Setelah mematikan lampu ruangan penuh buku itu, kakek pun segera pergi ke kamarnya. Wajahnya tampak sendu. Kakek merindukan kehangatan seorang cucu yang sangat dia sayangi, siapa lagi kalau bukan Haris. Tapi semenjak kehadiran Vanya, mereka selalu ribut jika sudah membahas soal Vanya. Apalagi setelah pernikahan Haris dan Liana, sikap Haris semakin dingin terhadap kakeknya.
___
Di dalam kamar...
"Nona, rasanya aku harus kembali, deh. Siapa tahu sebenarnya tuan muda ingin masuk kamar. Tapi karena ada aku, dia tak enak hati." tutur Anisa.
"Mana ada..., yang jelas dia itu malah ingin menghindariku." balas Liana yang sama sekali tidak membenarkan tanggapan Anisa.
"Aneh, deh. Kok ada pria yang tidak jatuh cinta sama nona, ya?" gumamnya.
"Nisa!" sahut Liana. "Apa menurutmu semua pria harus jatuh cinta padaku, begitu?!" ujar Liana.
"Heheheee...!!" Anisa hanya tertawa. "Tapi benar, nona. Nona itu cantik, baik, aneh kalau tuan muda tidak jatuh cinta sama nona." katanya lagi.
"Anisa, sayangku..." Liana mencubit pipi Anisa yang tidak chubby. "Mas Haris itu seorang pria beristri. Kalau dia tidak mencintaiku, itu artinya dia hanya mencintai istrinya. Dan saking cintanya, dia bisa melakukan apapun demi istrinya."
"Termasuk menikahi, nona?" celetuk Anisa. Liana menatapnya penuh tanda tanya.

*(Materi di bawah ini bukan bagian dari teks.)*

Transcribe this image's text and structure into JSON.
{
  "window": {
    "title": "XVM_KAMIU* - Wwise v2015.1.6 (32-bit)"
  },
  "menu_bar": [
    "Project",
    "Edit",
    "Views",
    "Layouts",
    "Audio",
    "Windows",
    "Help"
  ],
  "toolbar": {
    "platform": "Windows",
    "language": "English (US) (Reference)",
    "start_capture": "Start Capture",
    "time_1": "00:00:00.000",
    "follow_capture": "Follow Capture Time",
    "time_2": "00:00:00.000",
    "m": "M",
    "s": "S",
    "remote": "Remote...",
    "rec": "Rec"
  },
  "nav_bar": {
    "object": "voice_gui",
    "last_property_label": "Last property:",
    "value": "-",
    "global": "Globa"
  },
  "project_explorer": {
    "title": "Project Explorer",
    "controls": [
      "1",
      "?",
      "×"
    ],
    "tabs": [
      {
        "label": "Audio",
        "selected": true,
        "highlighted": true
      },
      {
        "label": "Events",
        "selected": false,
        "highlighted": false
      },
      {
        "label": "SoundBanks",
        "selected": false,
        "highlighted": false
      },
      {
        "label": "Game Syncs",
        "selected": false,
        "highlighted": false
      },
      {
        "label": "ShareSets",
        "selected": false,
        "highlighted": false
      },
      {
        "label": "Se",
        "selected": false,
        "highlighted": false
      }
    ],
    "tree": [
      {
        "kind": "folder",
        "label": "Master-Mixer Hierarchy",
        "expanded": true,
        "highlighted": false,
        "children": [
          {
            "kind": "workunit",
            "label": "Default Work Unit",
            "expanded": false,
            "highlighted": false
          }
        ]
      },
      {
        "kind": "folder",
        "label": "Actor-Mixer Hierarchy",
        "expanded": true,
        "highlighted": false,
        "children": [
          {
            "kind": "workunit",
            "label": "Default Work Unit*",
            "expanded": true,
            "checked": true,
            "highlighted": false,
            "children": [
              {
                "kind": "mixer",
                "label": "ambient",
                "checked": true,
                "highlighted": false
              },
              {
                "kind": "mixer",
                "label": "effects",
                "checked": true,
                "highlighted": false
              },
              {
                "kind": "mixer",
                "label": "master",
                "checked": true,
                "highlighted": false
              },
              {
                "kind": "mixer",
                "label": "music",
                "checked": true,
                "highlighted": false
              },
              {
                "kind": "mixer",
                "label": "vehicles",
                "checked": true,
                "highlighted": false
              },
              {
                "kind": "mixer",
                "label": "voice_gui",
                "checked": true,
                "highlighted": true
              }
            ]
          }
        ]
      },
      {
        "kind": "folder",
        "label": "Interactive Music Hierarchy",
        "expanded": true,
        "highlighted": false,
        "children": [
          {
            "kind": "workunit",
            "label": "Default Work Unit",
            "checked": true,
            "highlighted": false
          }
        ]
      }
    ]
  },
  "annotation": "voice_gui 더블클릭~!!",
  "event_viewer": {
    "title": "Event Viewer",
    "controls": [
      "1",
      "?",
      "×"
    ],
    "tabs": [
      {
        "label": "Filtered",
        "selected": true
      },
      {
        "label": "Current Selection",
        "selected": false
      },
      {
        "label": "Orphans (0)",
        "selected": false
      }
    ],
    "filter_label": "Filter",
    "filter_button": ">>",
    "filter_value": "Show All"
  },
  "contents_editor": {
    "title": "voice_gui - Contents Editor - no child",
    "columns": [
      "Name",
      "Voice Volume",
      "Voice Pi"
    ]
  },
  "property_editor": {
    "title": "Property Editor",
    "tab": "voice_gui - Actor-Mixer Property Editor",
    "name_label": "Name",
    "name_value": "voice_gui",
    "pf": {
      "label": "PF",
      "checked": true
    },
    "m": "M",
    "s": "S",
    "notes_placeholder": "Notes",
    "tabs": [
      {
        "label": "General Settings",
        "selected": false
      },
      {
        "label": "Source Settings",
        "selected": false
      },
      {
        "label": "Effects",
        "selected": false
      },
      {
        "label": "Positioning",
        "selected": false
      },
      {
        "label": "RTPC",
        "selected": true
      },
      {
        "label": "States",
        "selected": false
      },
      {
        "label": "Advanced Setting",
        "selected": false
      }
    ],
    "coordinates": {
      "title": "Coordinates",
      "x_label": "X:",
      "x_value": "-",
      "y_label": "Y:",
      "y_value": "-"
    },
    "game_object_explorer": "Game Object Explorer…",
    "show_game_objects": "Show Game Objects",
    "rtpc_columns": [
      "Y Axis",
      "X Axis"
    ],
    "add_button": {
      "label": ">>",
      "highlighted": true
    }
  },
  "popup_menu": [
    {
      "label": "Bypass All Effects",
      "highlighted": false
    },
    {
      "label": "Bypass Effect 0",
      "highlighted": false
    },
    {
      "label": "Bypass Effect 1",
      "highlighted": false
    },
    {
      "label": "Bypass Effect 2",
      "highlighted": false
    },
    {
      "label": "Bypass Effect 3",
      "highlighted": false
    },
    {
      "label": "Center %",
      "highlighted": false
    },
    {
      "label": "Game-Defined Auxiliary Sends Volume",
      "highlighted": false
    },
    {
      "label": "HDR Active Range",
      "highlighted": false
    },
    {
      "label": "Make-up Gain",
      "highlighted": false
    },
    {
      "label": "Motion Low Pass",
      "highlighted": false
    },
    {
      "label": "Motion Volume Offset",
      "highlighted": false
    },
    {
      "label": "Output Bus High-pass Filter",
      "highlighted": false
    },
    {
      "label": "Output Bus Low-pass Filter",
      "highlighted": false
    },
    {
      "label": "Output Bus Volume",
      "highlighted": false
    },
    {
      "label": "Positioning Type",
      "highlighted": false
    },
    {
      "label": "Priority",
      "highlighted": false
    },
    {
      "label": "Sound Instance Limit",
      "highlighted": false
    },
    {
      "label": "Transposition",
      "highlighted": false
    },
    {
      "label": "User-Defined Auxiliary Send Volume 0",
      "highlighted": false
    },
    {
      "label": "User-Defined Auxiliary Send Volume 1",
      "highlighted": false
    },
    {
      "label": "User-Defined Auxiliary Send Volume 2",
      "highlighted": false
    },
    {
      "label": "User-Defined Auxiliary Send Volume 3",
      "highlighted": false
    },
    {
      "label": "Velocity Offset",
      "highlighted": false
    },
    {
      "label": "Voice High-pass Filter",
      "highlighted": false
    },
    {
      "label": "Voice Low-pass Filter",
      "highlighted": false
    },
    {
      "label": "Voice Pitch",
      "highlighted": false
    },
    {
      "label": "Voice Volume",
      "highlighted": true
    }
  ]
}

Iya, semua orang di rumah mewah itu sudah mengetahui semuanya. Perihal hubungan Haris dengan Vanya, dan desas-desus alasan Haris bersedia menikah lagi juga mulai menyebar di dalam rumah kakek Sudibyo.
"Jujur saja nona. Kalau seperti ini, aku jadi kepikiran sama nona." katanya.
"Jangan lebay, aku baik-baik saja. Selama kamu bersamaku." balas Liana.
"Kalau memang begitu, aku akan selalu setia menemani nona. Siap 24 jam!!" Anisa memberi hormat pada Liana layaknya peserta upacara.
"Ya sudah, nona. Aku turun ya, takutnya tuan muda sebentar lagi datang." begitu kata Anisa.
"He'em." balas Liana setelah melihat jam tangannya. "Aku juga mau melanjutkan tugasku."
Liana kemudian mengantar Anisa sampai depan pintu.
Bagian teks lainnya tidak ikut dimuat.